Aging: It's Not All in Your Genes
One of the fastest-growing segments of the Canadian population is its oldest citizens, those 100 years of age or more.
One of the fastest-growing segments of the Canadian population is its oldest citizens, those 100 years of age or more. Between 2006 and 2011, the number of centenarians jumped by almost 26 per cent to 5,825, a number that is expected to double in the next 10 years, and soar to near 80,000 when a healthy generation of baby boomers hits the milestone in the mid-21st century. Today's centenarians were alive when the Titanic sank and have lived to see robots exploring Mars like photo-snapping tourists. They saw the advent of penicillin, insulin, polio vaccines, pacemakers and publicly funded health care, to name but a few advances that have contributed to longevity. Medical science is only part of the equation; researchers are finding this hardy group holds many keys to the secret of longer, healthier lives for the rest of us.
The world's largest study of extreme old-agers is the New England Centenarian Study, which has gathered data on more than 1,600 centenarians worldwide since its start in 1995 under founding director Dr. Tom Perls, a geriatrician at the Boston Medical Center. Its website is a treasure trove of studies documenting the unique characteristics and commonalities of those living to extreme old age. Among the myths the studies shatter is that genetics alone account for advanced old age and that centenarians are the lucky few who have escaped major illness.

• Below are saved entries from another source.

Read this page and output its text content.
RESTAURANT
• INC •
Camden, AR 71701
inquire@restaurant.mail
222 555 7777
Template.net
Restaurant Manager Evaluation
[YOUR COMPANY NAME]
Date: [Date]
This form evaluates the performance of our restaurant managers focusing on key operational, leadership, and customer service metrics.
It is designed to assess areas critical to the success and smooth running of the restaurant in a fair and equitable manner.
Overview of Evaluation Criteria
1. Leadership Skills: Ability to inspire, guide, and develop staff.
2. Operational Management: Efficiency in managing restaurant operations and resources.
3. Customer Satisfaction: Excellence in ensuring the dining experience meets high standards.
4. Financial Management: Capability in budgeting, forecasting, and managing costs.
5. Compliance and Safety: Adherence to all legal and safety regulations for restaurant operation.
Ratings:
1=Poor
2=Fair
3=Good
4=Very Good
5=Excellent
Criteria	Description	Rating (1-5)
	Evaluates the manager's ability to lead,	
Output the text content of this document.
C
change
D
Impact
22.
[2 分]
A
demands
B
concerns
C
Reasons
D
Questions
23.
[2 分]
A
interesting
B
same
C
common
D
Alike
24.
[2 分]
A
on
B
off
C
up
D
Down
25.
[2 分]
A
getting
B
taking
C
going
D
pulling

Centenarians tend to fall into three groups. Just 15 per cent reach 100 years with no clinical evidence of disease. "We call them escapers," Perls writes in an overview of the studies. Another 43 per cent are "delayers," those who don't acquire age-related diseases until at least 80 years. Another 42 per cent are "survivors," whose earlier bouts with cancers, heart issues or other age-related diseases have not significantly curtailed their lifespans.
The studies show centenarians are a diverse lot, varying in education, socioeconomic status, ethnicity, religion and diet. (An exception to the religion rule are the much-studied Seventh-day Adventists of Loma Linda, Calif., who have an average life expectancy of 85 years, far longer than the typical American's. In part, researchers believe it's because their religion forbids smoking and drinking and encourages exercise, a vegetarian diet, a sense of community and a strict adherence to a day of rest and reflection.) The research does reveal characteristics of those likely to reach 100. Many are incorporated into the site's popular Life Expectancy Calculator (livingto100.com). Among the predictors:
• Few centenarians are obese.
• A long history of smoking is rare.
• At least half of centenarians have immediate family that lived to very old age.
• Children of centenarians tend to follow a parent's path to a longer life and, like them, tend to be extroverts who are able to handle stress with little evidence of neurosis.
• 85 per cent of centenarians are women.
The disparity between genders is explained in part because women have lower probabilities of dying at all ages than men, who have higher rates of death by accident and misadventure in their early years.
Canadian experts in geriatric care tend to concur with the study's conclusions. Dr. Samir Sinha, director of geriatrics at Mount Sinai Hospital in Toronto, who was appointed by the Ontario government this May to help craft a seniors care strategy, says a social network, a sense of purpose and engagement, physical exercise and preventive health care are as vital as good genetics. All of those priorities are likely to have a place in Sinha's report, due late this year. The "poster child" for Sinha's seniors strategy is a 102-year-old Toronto resident known as Mr. W., a witty and engaged retired architect who lives in a book-filled Toronto apartment. Sinha helped spring him from a hospital bed almost two years ago with the help of his physician, Dr. Mark Nowaczynski, clinical director of House Calls, an interdisciplinary team for frail, house-bound seniors. Though Mr. W. has multiple health issues, he's not been back to the hospital since. Two Rubik's cubes sit on a windowsill, testament to his sharp mental faculties. He's the very essence of the optimistic, socially engaged centenarian.
"It's not that centenarians have had particularly healthy lifestyles, other than not smoking, but that they have positive outlooks, are generally optimistic and don't sweat the small stuff," says Nowaczynski. "To witness Mr. W. expertly flirt with a beautiful young woman in the most daringly gentlemanly way is not only watching an artist at work, but a reminder that age is only time, and his zest for life is timeless."
When Sinha finishes his seniors report later this year, he's promised to give one of the first public copies to Mr. W. Like his fellow centenarians, he is both a link to the past and a harbinger of our future.